I is funny that a quote that is getting us to look outward to the things that God wants to do in spite of us would be at the same time an invitation to look inward at the dealing of my own heart. I’m reading through the Gospel according to Mark, this narrative that moves so fast you feel as if you are running to catch up with Jesus as you read, and I am struck (more honest-convicted) by the words of Jesus. Coupled by the lecture I heard and the grand scope of God’s plan to renew this world through his Son while being confronted with the practical way this sort of thing takes root I read Mark 1-4. The idea of things taking root for me is a bit foreign at times. Jesus preached to mostly farmers and those whose intimately understood the severity of something not taking root. I want things to take root and as I read a book by Ed Dobson (a leading spiritual voice in my home community) called ‘The Year of Living Like Jesus’, I can’t help but thing of the times when I was connected and rooted in the teachings of Jesus the world was better for it. And the point is not to just be nice and more like Jesus (the one we manufacture with all sorts of our branding), but rather to trust Jesus as we find what he would have us do in turning our lives and our worlds upsidedown. So near the end of my reading in Mark 4.19:
…but the worries of this life, the deceitfulness of wealth and the desires for other things come in and choke the word, making it unfruitful…

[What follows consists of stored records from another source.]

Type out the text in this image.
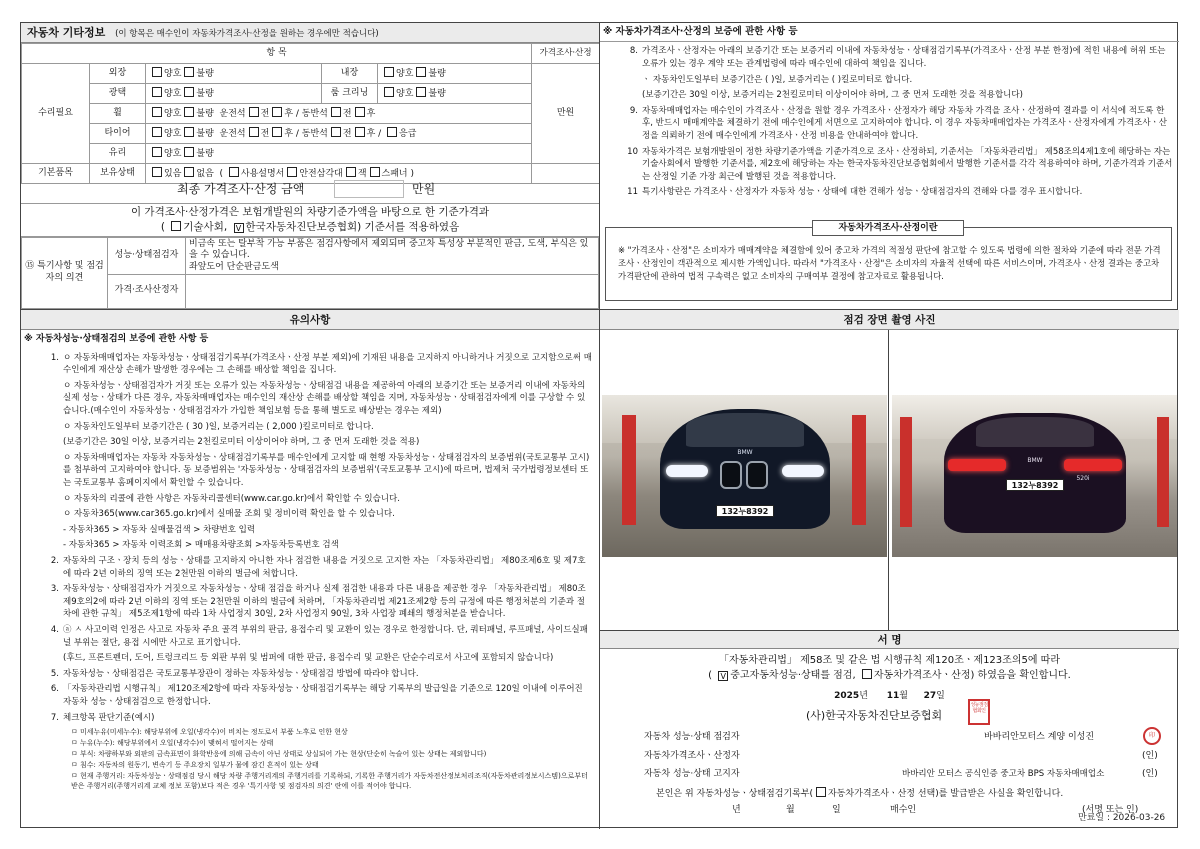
자동차 기타정보 (이 항목은 매수인이 자동차가격조사·산정을 원하는 경우에만 적습니다)
항 목					가격조사·산정
수리필요	외장	양호 불량	내장	양호 불량	만원
	광택	양호 불량	룸 크리닝	양호 불량	
	휠	양호 불량 운전석 전 후 / 동반석 전 후			
	타이어	양호 불량 운전석 전 후 / 동반석 전 후 / 응급			
	유리	양호 불량			
기본품목	보유상태	있음 없음  ( 사용설명서 안전삼각대 잭 스패너 )			
최종 가격조사·산정 금액	만원
이 가격조사·산정가격은 보험개발원의 차량기준가액을 바탕으로 한 기준가격과
( 기술사회, V 한국자동차진단보증협회) 기준서를 적용하였음
⑮ 특기사항 및 점검자의 의견	성능·상태점검자	비금속 또는 탈부착 가능 부품은 점검사항에서 제외되며 중고차 특성상 부분적인 판금, 도색, 부식은 있을 수 있습니다.
좌앞도어 단순판금도색

	가격·조사산정자	
※ 자동차가격조사·산정의 보증에 관한 사항 등
8. 가격조사ㆍ산정자는 아래의 보증기간 또는 보증거리 이내에 자동차성능ㆍ상태점검기록부(가격조사ㆍ산정 부분 한정)에 적힌 내용에 허위 또는 오류가 있는 경우 계약 또는 관계법령에 따라 매수인에 대하여 책임을 집니다.
ㆍ 자동차인도일부터 보증기간은 ( )일, 보증거리는 ( )킬로미터로 합니다.
(보증기간은 30일 이상, 보증거리는 2천킬로미터 이상이어야 하며, 그 중 먼저 도래한 것을 적용합니다)
9. 자동차매매업자는 매수인이 가격조사ㆍ산정을 원할 경우 가격조사ㆍ산정자가 해당 자동차 가격을 조사ㆍ산정하여 결과를 이 서식에 적도록 한 후, 반드시 매매계약을 체결하기 전에 매수인에게 서면으로 고지하여야 합니다. 이 경우 자동차매매업자는 가격조사ㆍ산정자에게 가격조사ㆍ산정을 의뢰하기 전에 매수인에게 가격조사ㆍ산정 비용을 안내하여야 합니다.
10 자동차가격은 보험개발원이 정한 차량기준가액을 기준가격으로 조사ㆍ산정하되, 기준서는 「자동차관리법」 제58조의4제1호에 해당하는 자는 기술사회에서 발행한 기준서를, 제2호에 해당하는 자는 한국자동차진단보증협회에서 발행한 기준서를 각각 적용하여야 하며, 기준가격과 기준서는 산정일 기준 가장 최근에 발행된 것을 적용합니다.
11 특기사항란은 가격조사ㆍ산정자가 자동차 성능ㆍ상태에 대한 견해가 성능ㆍ상태점검자의 견해와 다를 경우 표시합니다.
자동차가격조사·산정이란
※ "가격조사ㆍ산정"은 소비자가 매매계약을 체결함에 있어 중고차 가격의 적절성 판단에 참고할 수 있도록 법령에 의한 절차와 기준에 따라 전문 가격조사ㆍ산정인이 객관적으로 제시한 가액입니다. 따라서 "가격조사ㆍ산정"은 소비자의 자율적 선택에 따른 서비스이며, 가격조사ㆍ산정 결과는 중고차 가격판단에 관하여 법적 구속력은 없고 소비자의 구매여부 결정에 참고자료로 활용됩니다.
유의사항
※ 자동차성능·상태점검의 보증에 관한 사항 등
1. ㅇ 자동차매매업자는 자동차성능ㆍ상태점검기록부(가격조사ㆍ산정 부분 제외)에 기재된 내용을 고지하지 아니하거나 거짓으로 고지함으로써 매수인에게 재산상 손해가 발생한 경우에는 그 손해를 배상할 책임을 집니다.
ㅇ 자동차성능ㆍ상태점검자가 거짓 또는 오류가 있는 자동차성능ㆍ상태점검 내용을 제공하여 아래의 보증기간 또는 보증거리 이내에 자동차의 실제 성능ㆍ상태가 다른 경우, 자동차매매업자는 매수인의 재산상 손해를 배상할 책임을 지며, 자동차성능ㆍ상태점검자에게 이를 구상할 수 있습니다.(매수인이 자동차성능ㆍ상태점검자가 가입한 책임보험 등을 통해 별도로 배상받는 경우는 제외)
ㅇ 자동차인도일부터 보증기간은 ( 30 )일, 보증거리는 ( 2,000 )킬로미터로 합니다.
(보증기간은 30일 이상, 보증거리는 2천킬로미터 이상이어야 하며, 그 중 먼저 도래한 것을 적용)
ㅇ 자동차매매업자는 자동차 자동차성능ㆍ상태점검기록부를 매수인에게 고지할 때 현행 자동차성능ㆍ상태점검자의 보증범위(국토교통부 고시)를 첨부하여 고지하여야 합니다. 동 보증범위는 '자동차성능ㆍ상태점검자의 보증범위'(국토교통부 고시)에 따르며, 법제처 국가법령정보센터 또는 국토교통부 홈페이지에서 확인할 수 있습니다.
ㅇ 자동차의 리콜에 관한 사항은 자동차리콜센터(www.car.go.kr)에서 확인할 수 있습니다.
ㅇ 자동차365(www.car365.go.kr)에서 실매물 조회 및 정비이력 확인을 할 수 있습니다.
- 자동차365 > 자동차 실매물검색 > 차량번호 입력
- 자동차365 > 자동차 이력조회 > 매매용차량조회 >자동차등록번호 검색
2. 자동차의 구조ㆍ장치 등의 성능ㆍ상태를 고지하지 아니한 자나 점검한 내용을 거짓으로 고지한 자는 「자동차관리법」 제80조제6호 및 제7호에 따라 2년 이하의 징역 또는 2천만원 이하의 벌금에 처합니다.
3. 자동차성능ㆍ상태점검자가 거짓으로 자동차성능ㆍ상태 점검을 하거나 실제 점검한 내용과 다른 내용을 제공한 경우 「자동차관리법」 제80조제9호의2에 따라 2년 이하의 징역 또는 2천만원 이하의 벌금에 처하며, 「자동차관리법 제21조제2항 등의 규정에 따른 행정처분의 기준과 절차에 관한 규칙」 제5조제1항에 따라 1차 사업정지 30일, 2차 사업정지 90일, 3차 사업장 폐쇄의 행정처분을 받습니다.
4. ⓐ ㅅ 사고이력 인정은 사고로 자동차 주요 골격 부위의 판금, 용접수리 및 교환이 있는 경우로 한정합니다. 단, 쿼터패널, 루프패널, 사이드실패널 부위는 절단, 용접 시에만 사고로 표기합니다.
(후드, 프론트펜더, 도어, 트렁크리드 등 외판 부위 및 범퍼에 대한 판금, 용접수리 및 교환은 단순수리로서 사고에 포함되지 않습니다)
5. 자동차성능ㆍ상태점검은 국토교통부장관이 정하는 자동차성능ㆍ상태점검 방법에 따라야 합니다.
6. 「자동차관리법 시행규칙」 제120조제2항에 따라 자동차성능ㆍ상태점검기록부는 해당 기록부의 발급일을 기준으로 120일 이내에 이루어진 자동차 성능ㆍ상태점검으로 한정합니다.
7. 체크항목 판단기준(예시)
ㅁ 미세누유(미세누수): 해당부위에 오일(냉각수)이 비치는 정도로서 부품 노후로 인한 현상
ㅁ 누유(누수): 해당부위에서 오일(냉각수)이 맺혀서 떨어지는 상태
ㅁ 부식: 차량하부와 외판의 금속표면이 화학반응에 의해 금속이 아닌 상태로 상실되어 가는 현상(단순히 녹슬어 있는 상태는 제외합니다)
ㅁ 침수: 자동차의 원동기, 변속기 등 주요장치 일부가 물에 잠긴 흔적이 있는 상태
ㅁ 현재 주행거리: 자동차성능ㆍ상태점검 당시 해당 차량 주행거리계의 주행거리를 기록하되, 기록한 주행거리가 자동차전산정보처리조직(자동차관리정보시스템)으로부터 받은 주행거리(주행거리계 교체 정보 포함)보다 적은 경우 '특기사항 및 점검자의 의견' 란에 이를 적어야 합니다.
점검 장면 촬영 사진
BMW
132누8392
BMW
520i
132누8392
서 명
「자동차관리법」 제58조 및 같은 법 시행규칙 제120조ㆍ제123조의5에 따라
( V 중고자동차성능·상태를 점검, 자동차가격조사ㆍ산정) 하였음을 확인합니다.
2025년 11월 27일
(사)한국자동차진단보증협회
성능점검협회인
자동차 성능·상태 점검자	바바리안모터스 계양 이성진	印
자동차가격조사ㆍ산정자	(인)
자동차 성능·상태 고지자	바바리안 모터스 공식인증 중고차 BPS 자동차매매업소	(인)
본인은 위 자동차성능ㆍ상태점검기록부( 자동차가격조사ㆍ산정 선택)를 발급받은 사실을 확인합니다.
년	월	일	매수인	(서명 또는 인)
만료일 : 2026-03-26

This grabbed me at the end of a week I spent thinking about bike parts for hours and covering cool songs on my guitar. Bike parts are great and great music lifts the soul in ways a prayer might but the conviction came while this question hummed in the back of my mind, “How are these apart of God’s strategy for the eschatological renewal of the world?” I know, a weighty question and probably revealing the pattern of my discipleship that has saught to fit fun things into spirituality instead of being willing to be formed spiritually by everything. What do I want to be formed by? What kinds of things do I really believe will last? When I take root in the teachings of Jesus what things in my life will be made fruitful and what things will fade whither and die?